An Introduction to Arminianism

Are you an Arminian? It is possible that your first reaction is to think of Armenians, an ethnic group of people whose homeland is near Turkey. But while the names are pronounced the same, the spelling is different and and they represent two vastly different groups. Your next thought is that Arminianism is anything other than Calvinism or that it is something that verges on heresy. But both of those are incorrect as well. Arminianism is frequently misunderstood by both its detractors and its supporters, and much is labeled Arminianism that is actually something else.

Arminianism is a system of belief that comes out of the Protestant Reformation, deriving from the teachings of Jacob Arminius, a Dutch theologian who lived from 1560 to 1609. Arminius was educated in the reformed, or Calvinist, tradition, but struggled with the Calvinist doctrine of absolute predestination, that God has, according to his own purposes apart from any conditions or qualities related to the affected people, elected some to salvation and, either directly or indirectly, condemned the rest of mankind to damnation. As a result of his study he came to reject the Calvinist teachings of predestination, limited atonement and irresistible grace.

Shortly after the death of Arminius, a group of his followers produced the Five Articles of the Remonstrance, A few years later the Dutch Reformed Church, at the Synod of Dort, labeled Arminianism as heretical and developed what has come to be know as the five points of Calvinism, or TULIP, in response to the Five Articles. But Arminianism did not die out. John Wesley later championed the teaching of Jacob Arminius, and today many, if not most Protestants are at least somewhat Arminian. Unfortunately most of what is read or proclaimed concerning Arminianism is coming from Calvinist preachers who seem not to really understand Arminianism and incorrectly associate it with semi-Pelagianism, a teaching that humanity comes to God via their own faith and only after that does God step in to help the believer grow via grace. This was identified as heresy in 529. But that is not what classic Arminianism (derived from the teaching of Arminius) teaches. It is true though that many people even in evangelical churches today are actually semi-Pelagianism and think that they are Arminian; and I have to admit that I was among them until recently.
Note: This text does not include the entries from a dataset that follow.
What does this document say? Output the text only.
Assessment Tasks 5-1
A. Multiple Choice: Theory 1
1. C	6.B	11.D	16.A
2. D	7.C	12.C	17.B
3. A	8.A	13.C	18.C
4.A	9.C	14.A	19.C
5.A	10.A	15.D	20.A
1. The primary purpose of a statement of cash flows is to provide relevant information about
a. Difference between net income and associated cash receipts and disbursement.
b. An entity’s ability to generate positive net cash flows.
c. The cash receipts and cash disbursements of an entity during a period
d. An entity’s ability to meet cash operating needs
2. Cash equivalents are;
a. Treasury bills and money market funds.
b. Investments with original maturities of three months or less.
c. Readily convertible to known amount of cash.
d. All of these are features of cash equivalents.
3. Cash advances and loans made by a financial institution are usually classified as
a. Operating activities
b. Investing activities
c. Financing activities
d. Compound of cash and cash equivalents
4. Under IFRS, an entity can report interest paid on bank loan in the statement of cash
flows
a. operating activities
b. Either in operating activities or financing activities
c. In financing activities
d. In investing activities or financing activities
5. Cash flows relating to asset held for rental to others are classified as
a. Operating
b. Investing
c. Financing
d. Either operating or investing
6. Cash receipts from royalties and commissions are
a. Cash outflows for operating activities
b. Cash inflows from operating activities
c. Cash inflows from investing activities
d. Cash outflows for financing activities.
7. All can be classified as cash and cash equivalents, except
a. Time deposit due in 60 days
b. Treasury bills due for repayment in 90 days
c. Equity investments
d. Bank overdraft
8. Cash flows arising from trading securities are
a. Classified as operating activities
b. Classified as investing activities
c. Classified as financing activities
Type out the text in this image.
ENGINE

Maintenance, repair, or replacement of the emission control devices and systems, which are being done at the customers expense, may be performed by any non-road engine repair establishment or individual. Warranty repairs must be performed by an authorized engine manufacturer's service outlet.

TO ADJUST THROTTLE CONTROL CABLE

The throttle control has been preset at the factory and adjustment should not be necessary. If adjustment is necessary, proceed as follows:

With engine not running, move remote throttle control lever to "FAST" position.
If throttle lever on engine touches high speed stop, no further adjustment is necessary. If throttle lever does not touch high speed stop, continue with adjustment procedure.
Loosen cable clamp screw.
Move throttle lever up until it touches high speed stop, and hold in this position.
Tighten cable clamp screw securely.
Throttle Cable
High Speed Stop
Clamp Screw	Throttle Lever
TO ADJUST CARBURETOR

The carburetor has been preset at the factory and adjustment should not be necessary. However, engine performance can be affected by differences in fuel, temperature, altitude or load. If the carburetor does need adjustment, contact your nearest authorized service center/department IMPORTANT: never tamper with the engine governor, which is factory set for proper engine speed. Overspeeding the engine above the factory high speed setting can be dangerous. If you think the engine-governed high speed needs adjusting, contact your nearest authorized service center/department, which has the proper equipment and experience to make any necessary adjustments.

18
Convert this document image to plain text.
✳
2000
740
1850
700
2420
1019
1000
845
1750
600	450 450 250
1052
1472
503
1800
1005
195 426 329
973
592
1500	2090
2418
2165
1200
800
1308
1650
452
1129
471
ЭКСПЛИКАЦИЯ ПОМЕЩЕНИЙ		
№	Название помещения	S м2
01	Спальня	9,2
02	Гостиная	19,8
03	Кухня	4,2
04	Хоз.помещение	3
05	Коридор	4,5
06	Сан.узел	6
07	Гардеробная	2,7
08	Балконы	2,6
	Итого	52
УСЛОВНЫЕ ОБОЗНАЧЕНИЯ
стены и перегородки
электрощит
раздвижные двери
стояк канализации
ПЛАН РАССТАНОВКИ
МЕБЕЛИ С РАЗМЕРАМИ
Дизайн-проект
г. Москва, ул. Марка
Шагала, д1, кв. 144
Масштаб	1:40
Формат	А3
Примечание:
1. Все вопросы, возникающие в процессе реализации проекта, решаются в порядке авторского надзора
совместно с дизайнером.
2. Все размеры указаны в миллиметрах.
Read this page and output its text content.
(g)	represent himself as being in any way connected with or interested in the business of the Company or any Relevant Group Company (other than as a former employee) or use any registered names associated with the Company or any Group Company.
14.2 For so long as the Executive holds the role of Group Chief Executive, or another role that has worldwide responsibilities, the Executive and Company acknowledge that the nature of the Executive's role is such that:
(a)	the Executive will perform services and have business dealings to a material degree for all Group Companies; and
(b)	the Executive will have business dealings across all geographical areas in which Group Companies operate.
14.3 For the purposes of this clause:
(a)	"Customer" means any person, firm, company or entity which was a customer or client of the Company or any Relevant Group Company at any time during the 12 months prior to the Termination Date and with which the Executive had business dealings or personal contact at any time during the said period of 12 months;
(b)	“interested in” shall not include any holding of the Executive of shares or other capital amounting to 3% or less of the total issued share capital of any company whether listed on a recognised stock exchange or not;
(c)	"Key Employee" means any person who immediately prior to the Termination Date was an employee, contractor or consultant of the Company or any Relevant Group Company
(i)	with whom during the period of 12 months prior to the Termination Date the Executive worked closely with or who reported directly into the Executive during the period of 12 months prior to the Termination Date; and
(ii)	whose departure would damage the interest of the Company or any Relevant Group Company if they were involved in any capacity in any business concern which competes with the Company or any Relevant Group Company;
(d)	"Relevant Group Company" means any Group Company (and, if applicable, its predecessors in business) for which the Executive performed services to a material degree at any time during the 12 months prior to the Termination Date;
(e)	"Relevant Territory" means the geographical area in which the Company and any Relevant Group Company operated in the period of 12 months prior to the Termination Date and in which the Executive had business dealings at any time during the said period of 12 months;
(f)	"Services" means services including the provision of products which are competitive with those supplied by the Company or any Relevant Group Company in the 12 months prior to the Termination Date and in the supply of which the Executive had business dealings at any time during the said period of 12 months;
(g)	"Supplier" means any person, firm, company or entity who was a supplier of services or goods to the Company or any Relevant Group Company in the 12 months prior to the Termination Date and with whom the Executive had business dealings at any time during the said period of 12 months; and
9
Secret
Jacob Arminius and John Wesley after him were thoroughly Protestant and varied from the Reformed, or Calvinistic, tradition only in how they understood man comes to faith in Christ. The Calvinist doctrine of unconditional predestination, that God chooses to save or damn humanity solely on his own choice, is replaced with conditional predestination, where God chooses to save all to respond to him in faith. But this is not the free will faith of semi-Pelagianism. Rather God’s grace enables each person to be able to respond, but does not force the response. The other three points of difference derive from this one. The limited atonement of Calvinism, where Christ died only for the elect, is replaced with universal atonement, where Christ died for all, although it is only applicable to those who respond in faith. The irresistible grace of Calvinism, where the elect cannot resist God’s offer of salvation, is replaced with resistible grace, where the offer of salvation can be resisted. And finally, the possibility of falling from grace, which is missing in Calvinism, is accepted as a possibility by some Arminians.

Over the next few weeks, or months, I will be posting a series of blogs that will describe Arminianism as taught by Jacob Arminius and John Wesley. I will be focusing on 5 specific teachings of Arminianism: total depravity of humanity; unlimited atonement, Christ died for all of humanity; we are freed to believe by God’s grace; conditional election, God chooses those who come to him in faith; and our security in Christ. I am indebted to the Society of Evangelical Arminians for this outline and will be drawing much from their resources. I will also be using Arminian Theology: Myths and Realities by Roger Olson and Classic Christianity: A Systematic Theology by Thomas Oden as resources for this study.

I have also invited a friend who is of the Calvinist persuasion to write a companion series of posts on the equivalent tenets of Calvinism. Hopefully these two sets of blog posts will enable you to clearly see the differences, as well as the similarities, between Arminianism and Calvinism.